You folks are making this really more complicated than it needs to be. Just use WinISD or LspCAD and let it ride. ------------------ PatCave ; HT Pix ; Gear ; Sunosub I + III ; DVDs ; LDs

Xmax in the equation for minimum Av is the peak one-way excursion. And yes, all the above-mentioned equations are in SI units From the Loudspeaker Design Cookbook Dt = sqrt((D1*D1) + (D2*D2)) where: Dt = "total" diameter of the combined diameters D1, D2 = individual port diamter For equi-diameter vents, D1 = D2, and so Dt*Dt = 2*D1*D1 Dt*Dt/2 = D1*D1 D1 = D2 = sqrt(Dt*Dt/2) = Dt/sqrt(2) Now D = 2*A so Av1 = Av2 = Av/sqrt(2) where Av1=Av2 are the radius of the two ports. With this equation, one can calculate the required minimum value for the two ports, Av1 and Av2, after calculating Av = sqrt((0.8*Fb*Sd*Xmax)/pi) Then Lv for each port can be calculated from the slightly modified equation Lv = ((Np*c*c*Avx*Avx)/(4*pi*Vab*Fb*Fb)) - ((16*Avx)/(3*pi)) (corrections please? ) where: Np = number of ports Avx = Av1 or Av2... In your case, each port (2 ports?) radius should be about 1.78 inches -- minimum Since you're planning to make each port with radius = 2 inches, then Lv = 0.6622m or ===== Lv = 26.1 inches (each -- quite lengthy) ===== Hope that helps ------------------ SPICE simulations ------------------ Nelson Pass: Descriptions of push-pull often illustrate this type of operation with a picture of two men sawing a tree by hand, one on each side of the saw. Certainly this is an efficient way to cut down trees, but can you imagine two men playing a violin?

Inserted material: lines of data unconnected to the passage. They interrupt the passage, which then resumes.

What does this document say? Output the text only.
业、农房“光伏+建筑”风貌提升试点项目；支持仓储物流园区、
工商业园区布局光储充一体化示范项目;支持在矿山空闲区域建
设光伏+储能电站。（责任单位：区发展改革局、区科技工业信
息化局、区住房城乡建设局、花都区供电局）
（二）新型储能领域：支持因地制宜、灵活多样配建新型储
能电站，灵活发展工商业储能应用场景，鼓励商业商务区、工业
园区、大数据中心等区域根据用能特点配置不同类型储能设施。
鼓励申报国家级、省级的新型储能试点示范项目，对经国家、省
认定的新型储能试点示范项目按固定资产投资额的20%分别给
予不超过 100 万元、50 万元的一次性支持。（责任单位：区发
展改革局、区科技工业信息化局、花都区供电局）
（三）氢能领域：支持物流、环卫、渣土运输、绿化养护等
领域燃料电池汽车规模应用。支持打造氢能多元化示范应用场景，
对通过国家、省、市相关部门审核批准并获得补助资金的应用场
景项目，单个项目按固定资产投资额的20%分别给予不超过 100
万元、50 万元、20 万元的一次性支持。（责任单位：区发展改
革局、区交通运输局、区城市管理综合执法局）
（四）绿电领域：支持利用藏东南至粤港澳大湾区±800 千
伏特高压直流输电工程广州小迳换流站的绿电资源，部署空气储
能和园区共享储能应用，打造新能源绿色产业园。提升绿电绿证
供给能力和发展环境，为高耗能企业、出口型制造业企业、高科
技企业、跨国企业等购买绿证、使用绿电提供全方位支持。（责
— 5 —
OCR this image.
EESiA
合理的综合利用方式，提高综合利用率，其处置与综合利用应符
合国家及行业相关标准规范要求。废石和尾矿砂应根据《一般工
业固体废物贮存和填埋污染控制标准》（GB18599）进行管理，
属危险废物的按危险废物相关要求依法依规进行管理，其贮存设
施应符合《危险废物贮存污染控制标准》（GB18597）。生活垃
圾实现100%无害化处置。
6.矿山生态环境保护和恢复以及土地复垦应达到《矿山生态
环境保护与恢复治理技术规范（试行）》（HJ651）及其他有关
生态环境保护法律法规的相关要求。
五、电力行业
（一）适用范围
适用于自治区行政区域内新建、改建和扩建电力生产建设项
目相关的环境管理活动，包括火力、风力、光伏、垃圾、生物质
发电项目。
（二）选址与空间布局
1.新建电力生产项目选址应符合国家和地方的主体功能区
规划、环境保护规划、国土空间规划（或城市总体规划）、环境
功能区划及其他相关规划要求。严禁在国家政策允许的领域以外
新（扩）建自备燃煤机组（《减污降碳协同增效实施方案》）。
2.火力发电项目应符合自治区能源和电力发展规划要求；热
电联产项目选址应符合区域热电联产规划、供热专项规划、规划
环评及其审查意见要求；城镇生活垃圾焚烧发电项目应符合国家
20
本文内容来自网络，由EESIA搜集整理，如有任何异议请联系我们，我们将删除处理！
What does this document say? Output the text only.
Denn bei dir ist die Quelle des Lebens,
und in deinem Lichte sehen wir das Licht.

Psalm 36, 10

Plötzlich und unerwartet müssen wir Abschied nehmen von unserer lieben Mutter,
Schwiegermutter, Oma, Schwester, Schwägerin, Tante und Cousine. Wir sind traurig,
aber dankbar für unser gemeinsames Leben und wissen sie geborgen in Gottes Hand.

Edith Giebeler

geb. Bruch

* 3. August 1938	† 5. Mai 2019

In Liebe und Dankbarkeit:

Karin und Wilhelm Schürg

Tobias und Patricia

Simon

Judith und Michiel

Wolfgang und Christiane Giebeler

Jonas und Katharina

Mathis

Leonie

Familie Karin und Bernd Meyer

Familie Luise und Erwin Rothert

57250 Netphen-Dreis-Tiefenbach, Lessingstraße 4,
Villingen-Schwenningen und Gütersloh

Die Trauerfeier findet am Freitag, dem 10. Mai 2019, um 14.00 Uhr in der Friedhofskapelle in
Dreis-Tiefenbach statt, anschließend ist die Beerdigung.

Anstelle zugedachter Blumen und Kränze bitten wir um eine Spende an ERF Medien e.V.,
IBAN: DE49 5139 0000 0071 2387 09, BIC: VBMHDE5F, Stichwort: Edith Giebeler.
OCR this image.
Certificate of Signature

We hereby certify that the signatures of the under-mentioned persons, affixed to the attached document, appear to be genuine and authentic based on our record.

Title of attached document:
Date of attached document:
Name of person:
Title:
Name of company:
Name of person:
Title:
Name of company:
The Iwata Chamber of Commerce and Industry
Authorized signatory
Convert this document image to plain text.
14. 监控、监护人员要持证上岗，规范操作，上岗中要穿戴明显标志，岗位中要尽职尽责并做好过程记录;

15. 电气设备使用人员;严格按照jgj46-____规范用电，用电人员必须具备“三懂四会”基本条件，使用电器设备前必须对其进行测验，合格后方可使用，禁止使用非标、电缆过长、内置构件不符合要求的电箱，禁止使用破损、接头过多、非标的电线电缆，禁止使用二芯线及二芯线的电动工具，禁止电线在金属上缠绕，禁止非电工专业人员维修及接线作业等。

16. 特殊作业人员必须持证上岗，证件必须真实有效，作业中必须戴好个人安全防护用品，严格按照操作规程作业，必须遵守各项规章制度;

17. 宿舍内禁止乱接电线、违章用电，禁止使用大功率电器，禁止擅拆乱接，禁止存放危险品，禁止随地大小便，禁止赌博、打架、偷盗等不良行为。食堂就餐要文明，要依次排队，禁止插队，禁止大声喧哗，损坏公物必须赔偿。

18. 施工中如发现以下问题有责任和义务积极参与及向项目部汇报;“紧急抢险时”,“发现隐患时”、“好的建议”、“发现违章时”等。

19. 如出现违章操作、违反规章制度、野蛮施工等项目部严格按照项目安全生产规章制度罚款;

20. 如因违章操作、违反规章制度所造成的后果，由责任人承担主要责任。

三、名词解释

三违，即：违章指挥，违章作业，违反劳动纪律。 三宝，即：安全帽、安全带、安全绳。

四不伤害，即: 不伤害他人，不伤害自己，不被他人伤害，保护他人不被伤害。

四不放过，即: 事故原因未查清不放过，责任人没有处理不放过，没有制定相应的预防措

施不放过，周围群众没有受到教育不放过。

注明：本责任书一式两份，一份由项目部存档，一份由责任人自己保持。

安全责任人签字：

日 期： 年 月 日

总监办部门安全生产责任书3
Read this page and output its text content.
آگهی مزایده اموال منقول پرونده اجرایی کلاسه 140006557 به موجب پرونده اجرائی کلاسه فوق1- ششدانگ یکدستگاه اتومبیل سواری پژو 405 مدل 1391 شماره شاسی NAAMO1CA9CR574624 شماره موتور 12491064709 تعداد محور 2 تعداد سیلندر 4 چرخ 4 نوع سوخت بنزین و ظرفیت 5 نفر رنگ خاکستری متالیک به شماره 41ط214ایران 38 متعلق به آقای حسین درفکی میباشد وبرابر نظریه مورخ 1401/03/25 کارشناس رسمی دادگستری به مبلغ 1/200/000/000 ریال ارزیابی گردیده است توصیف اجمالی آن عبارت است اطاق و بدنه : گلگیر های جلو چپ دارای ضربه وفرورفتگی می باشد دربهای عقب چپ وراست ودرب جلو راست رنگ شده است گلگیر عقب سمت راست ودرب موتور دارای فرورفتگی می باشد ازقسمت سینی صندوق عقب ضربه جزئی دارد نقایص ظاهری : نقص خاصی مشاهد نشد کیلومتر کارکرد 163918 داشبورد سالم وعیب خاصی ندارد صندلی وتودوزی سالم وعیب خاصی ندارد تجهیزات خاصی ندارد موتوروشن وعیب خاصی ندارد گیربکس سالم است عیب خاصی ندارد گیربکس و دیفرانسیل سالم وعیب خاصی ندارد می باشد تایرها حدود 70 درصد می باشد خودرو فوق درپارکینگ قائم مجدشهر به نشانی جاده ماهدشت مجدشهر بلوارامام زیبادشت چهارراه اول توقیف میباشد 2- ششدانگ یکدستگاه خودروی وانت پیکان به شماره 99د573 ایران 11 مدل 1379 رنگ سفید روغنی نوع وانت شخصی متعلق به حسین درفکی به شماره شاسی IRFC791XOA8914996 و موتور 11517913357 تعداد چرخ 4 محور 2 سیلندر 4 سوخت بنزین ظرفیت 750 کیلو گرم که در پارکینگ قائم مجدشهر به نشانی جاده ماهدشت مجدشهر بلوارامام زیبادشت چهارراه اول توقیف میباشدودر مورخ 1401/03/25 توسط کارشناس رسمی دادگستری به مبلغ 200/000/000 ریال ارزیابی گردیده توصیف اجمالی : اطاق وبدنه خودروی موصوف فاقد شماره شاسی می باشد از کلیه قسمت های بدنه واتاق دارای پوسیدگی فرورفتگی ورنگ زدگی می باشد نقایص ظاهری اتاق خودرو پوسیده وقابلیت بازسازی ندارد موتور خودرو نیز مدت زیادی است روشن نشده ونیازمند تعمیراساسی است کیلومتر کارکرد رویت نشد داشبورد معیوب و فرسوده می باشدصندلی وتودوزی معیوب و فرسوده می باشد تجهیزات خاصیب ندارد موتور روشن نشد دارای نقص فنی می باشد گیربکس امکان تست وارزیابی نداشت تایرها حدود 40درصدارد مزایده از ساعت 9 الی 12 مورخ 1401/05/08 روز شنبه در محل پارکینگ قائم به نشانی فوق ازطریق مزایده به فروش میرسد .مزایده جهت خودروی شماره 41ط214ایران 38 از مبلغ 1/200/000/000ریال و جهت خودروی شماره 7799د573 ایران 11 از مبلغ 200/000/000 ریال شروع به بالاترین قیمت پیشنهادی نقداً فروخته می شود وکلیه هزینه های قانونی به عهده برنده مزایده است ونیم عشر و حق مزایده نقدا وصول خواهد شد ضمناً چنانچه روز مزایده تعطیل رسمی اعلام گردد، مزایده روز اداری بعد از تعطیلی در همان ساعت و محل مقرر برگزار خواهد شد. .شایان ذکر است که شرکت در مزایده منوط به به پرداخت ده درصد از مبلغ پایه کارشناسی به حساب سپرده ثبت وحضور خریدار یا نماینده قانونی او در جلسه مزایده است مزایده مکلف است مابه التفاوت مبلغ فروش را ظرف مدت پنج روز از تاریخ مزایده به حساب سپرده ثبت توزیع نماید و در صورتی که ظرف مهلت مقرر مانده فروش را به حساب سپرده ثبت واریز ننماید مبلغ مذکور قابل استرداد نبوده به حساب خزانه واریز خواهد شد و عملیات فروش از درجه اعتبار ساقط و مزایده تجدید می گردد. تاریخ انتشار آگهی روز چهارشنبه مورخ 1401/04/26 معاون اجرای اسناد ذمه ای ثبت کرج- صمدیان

LOL Pat, my "overkill" reply was meant to help him while I kill time simultaneously hehe Isaac ------------------ SPICE simulations Nelson Pass: Descriptions of push-pull often illustrate this type of operation with a picture of two men sawing a tree by hand, one on each side of the saw. Certainly this is an efficient way to cut down trees, but can you imagine two men playing a violin?